Cambia tutto dal week-end, ecco chi si rivede!

Gli ultimi aggiornamenti dei modelli matematici non lasciano più spazio ai dubbi. Dopo l’ondata di maltempo dell’Immacolata, che avrà il merito di riportare altre nevicate a bassissima quota al nordovest (vedi qui), si prospetta una fase decisamente più stabile.
Ebbene sì, da domenica 10 dicembre con alta probabilità tornerà l’anticiclone a fare la voce grossa sul Mediterraneo, sbarrando totalmente la strada alle perturbazioni atlantiche. Il suo arrivo sarà proprio una diretta conseguenza del rinforzo dei cicloni tra Islanda e Gran Bretagna, una risposta fisiologica dopo oltre un mese di perturbazioni ininterrotte verso l’Europa.
Con il ritorno dell’alta pressione torneranno le nebbie, le foschie, le brinate ed escursioni termiche importanti tra giorno e notte. È chiaro che l’aumento delle temperature sarà circoscritto alle ore centrali delle giornate, soprattutto al sud e sulle isole maggiori.

Ma quanto durerà questo periodo di stabilità? Al momento tutti i modelli ci indicano una persistenza di almeno 3 giorni dell’anticiclone, tra 10 e 12 dicembre.

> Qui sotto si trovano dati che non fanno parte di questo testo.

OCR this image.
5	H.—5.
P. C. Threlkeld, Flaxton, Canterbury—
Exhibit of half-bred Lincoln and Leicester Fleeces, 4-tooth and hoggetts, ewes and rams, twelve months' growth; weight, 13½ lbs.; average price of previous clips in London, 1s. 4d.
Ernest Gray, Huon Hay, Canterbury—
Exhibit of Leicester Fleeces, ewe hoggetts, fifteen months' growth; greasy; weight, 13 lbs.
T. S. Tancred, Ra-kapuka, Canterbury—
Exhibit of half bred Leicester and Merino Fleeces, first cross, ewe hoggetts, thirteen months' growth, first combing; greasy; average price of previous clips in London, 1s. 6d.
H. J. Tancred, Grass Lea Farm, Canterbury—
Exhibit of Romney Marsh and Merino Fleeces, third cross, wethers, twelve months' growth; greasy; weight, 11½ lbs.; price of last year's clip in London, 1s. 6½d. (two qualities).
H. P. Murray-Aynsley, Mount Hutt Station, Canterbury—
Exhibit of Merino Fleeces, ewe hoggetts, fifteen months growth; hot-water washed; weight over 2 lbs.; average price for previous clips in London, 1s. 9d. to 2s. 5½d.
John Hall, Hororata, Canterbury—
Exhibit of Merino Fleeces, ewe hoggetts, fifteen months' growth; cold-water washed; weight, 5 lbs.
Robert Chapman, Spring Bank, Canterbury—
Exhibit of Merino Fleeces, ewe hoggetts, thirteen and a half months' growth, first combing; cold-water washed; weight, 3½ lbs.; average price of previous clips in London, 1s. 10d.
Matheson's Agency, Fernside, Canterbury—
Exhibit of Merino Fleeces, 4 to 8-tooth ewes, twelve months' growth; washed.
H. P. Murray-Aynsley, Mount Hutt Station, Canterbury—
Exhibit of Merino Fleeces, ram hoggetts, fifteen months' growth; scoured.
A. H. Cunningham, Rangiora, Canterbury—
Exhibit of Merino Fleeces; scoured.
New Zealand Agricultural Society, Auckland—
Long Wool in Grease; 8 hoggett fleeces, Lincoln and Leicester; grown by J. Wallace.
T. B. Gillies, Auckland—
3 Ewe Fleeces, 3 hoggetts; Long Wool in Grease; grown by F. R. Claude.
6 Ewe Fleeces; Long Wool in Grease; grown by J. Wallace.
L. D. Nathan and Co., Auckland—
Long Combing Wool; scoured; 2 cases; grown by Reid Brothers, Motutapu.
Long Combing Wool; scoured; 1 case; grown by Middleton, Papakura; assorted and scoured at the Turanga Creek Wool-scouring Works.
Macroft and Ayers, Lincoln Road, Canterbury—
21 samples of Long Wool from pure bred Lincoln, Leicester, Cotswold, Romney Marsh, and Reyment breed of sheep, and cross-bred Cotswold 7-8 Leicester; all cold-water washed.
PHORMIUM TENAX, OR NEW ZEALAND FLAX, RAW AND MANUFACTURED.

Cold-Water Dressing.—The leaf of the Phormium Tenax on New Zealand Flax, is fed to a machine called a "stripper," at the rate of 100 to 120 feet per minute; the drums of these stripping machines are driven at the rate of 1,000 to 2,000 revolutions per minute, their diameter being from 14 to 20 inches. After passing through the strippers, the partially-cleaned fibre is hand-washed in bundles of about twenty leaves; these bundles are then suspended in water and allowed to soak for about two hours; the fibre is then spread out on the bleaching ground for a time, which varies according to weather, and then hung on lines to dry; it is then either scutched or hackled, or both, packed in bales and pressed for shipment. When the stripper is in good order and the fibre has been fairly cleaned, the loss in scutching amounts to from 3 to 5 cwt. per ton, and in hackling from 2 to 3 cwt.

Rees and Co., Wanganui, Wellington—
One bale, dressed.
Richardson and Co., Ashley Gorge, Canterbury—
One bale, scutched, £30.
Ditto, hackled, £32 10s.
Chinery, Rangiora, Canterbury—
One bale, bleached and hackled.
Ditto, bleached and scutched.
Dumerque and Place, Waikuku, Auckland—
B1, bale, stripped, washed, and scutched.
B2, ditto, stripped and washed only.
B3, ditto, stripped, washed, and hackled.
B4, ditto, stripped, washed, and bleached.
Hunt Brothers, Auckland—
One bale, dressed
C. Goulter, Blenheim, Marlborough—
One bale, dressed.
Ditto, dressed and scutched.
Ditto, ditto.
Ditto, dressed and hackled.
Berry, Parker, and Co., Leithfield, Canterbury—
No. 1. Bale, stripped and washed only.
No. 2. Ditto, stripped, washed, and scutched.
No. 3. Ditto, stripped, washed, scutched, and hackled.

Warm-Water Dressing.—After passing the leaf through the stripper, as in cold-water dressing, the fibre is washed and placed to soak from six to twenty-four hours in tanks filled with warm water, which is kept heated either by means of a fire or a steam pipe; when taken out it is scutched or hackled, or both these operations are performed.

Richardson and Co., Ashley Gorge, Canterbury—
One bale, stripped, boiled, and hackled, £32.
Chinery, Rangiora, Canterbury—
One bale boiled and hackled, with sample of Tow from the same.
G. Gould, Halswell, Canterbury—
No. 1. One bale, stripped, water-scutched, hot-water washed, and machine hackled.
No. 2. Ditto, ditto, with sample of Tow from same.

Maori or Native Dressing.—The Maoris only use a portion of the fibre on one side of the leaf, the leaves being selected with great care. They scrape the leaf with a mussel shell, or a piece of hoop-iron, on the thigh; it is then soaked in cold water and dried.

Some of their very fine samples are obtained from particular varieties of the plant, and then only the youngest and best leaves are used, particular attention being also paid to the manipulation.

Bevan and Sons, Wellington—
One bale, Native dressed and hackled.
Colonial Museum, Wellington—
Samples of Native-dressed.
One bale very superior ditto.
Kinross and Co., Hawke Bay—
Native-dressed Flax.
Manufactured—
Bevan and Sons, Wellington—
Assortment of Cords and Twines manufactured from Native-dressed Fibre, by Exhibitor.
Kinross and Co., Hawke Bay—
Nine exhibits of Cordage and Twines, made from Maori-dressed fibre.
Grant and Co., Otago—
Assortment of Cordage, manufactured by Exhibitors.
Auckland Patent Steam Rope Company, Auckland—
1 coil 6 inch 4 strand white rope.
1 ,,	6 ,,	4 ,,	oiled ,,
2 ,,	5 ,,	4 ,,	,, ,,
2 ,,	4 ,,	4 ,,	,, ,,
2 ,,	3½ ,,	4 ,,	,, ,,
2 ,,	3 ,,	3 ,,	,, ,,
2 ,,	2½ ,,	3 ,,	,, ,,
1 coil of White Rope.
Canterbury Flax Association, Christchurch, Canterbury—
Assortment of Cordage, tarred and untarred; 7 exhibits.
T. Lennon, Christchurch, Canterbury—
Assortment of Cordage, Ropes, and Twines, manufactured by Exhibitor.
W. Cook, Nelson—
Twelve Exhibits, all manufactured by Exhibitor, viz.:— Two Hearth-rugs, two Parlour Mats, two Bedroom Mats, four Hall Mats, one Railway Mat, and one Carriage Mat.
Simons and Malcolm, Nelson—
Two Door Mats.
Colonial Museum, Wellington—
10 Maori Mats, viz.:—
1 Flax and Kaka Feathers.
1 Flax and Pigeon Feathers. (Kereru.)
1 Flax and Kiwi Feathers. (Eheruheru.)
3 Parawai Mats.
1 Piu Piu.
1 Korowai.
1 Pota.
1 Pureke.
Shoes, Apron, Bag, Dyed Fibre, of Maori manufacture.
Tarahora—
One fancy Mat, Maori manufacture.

La sua tenuta sarà da valutare giorno dopo giorno, poiché c’è la possibilità che attorno a metà dicembre possa nuovamente indietreggiare per lasciar spazio ad un nuovo impulso atlantico ricco di piogge.

Ma attenzione: il ritorno dell’alta pressione durante il week-end potrebbe rappresentare un cambio d’assetto che andrebbe a riproporsi anche nel prosieguo del mese. Difatti dopo l’ipotetico peggioramento di metà mese (1-2 giorni di instabilità) ecco che l’anticiclone potrebbe riproporsi sul Mediterraneo occidentale, sbarrando la strada alle perturbazioni da ovest. In questo caso potremmo assistere ad una prolungata fase di stabilità per il nord ed il lato tirrenico, mentre il lato adriatico ed il sud si ritroverebbero sotto flussi più freddi da nord-est.